Pessaries sometimes irritate the vaginal tissues and may cause a foul-smelling vaginal discharge. The discharge can be prevented or controlled by removing the pessary, cleaning it, and leaving it out overnight, at least once or twice a week. Sometimes a different type of pessary may fit better and help limit irritation.

Women who use a pessary should see their doctor periodically as their doctor recommends.

Upasuaji

Surgery is done if symptoms persist after women have tried pelvic floor muscle exercises and a pessary. Surgery is also an option for women who do not wish to use a pessary. Surgery is usually done only after a woman has decided not to have any more children.

One of the following types of surgery is used:

  • Abdominal surgery: One or more incisions are made in the abdomen.

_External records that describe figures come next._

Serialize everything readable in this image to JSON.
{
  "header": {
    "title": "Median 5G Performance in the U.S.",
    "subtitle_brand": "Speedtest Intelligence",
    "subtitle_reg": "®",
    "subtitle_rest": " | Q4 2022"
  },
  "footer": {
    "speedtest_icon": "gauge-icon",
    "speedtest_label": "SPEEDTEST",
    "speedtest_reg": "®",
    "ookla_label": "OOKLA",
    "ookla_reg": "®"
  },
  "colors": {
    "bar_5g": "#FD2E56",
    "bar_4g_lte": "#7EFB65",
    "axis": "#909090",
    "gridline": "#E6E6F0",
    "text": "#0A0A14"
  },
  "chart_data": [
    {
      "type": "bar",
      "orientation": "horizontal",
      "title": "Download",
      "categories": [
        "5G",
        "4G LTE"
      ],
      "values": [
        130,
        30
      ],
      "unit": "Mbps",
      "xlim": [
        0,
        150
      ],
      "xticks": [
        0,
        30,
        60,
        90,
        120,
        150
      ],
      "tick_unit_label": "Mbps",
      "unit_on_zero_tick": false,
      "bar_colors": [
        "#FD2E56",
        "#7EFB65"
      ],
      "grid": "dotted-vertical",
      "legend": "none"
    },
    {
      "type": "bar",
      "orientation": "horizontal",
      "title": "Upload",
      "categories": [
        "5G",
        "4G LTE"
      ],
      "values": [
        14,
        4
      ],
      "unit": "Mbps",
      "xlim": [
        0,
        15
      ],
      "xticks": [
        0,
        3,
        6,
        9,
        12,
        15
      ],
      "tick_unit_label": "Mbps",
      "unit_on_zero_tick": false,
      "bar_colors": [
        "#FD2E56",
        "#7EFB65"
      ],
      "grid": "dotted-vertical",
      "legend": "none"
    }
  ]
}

  • Vaginal surgery: Surgery is done through the vagina rather than the abdomen. In such cases, no external incision is needed.

Abdominal surgery includes the following:

  • Laparotomy: An incision that is several inches long is made in the abdomen.

  • Laparoscopic surgery: A viewing tube (laparoscope) and surgical instruments are inserted through several tiny incisions in the lower part of the abdomen.

The weakened area is located, and the tissues around it are built up to prevent the organ from dropping through the weakened area.

Vaginal surgery includes the following:

For rectoceles, enteroceles, cystoceles, and cystourethroceles, treatment involves

  • Repairing the tissues that normally support the vagina (procedures called colporrhaphy).

For severe prolapse of the uterus or vagina, treatment may include

  • Removal of the uterus, if still present (hysterectomy)

  • Repair of the tissues that support the uterus and vagina

  • Attachment of the upper part of the vagina (with stitches) to a nearby stable structure, such as a bone or strong ligament in the pelvis

  • Closure of the vagina (colpocleisis) after removal of the uterus or with the uterus in place (called the Le Fort procedure)

Closure of the vagina (colpocleisis) is an option for women who have severe vaginal prolapse and who do not plan to be sexually active. For this procedure, part of the vagina's lining is removed, and the vagina is stitched shut. Because this procedure can be done quickly and causes few complications, it may be a good choice for women who have conditions that make surgery risky (such as a heart disorder). Also, after closure, prolapse is unlikely to recur. However, sexual activity that involves vaginal penetration is no longer possible.

Recovery time depends on the type of surgery. Most women can gradually resume their normal physical activity over a period of a few weeks, depending on the surgery. Lifting heavy objects (more than 10 pounds) may interfere with healing and should be avoided for at least 6 weeks after surgery to correct pelvic organ prolapse.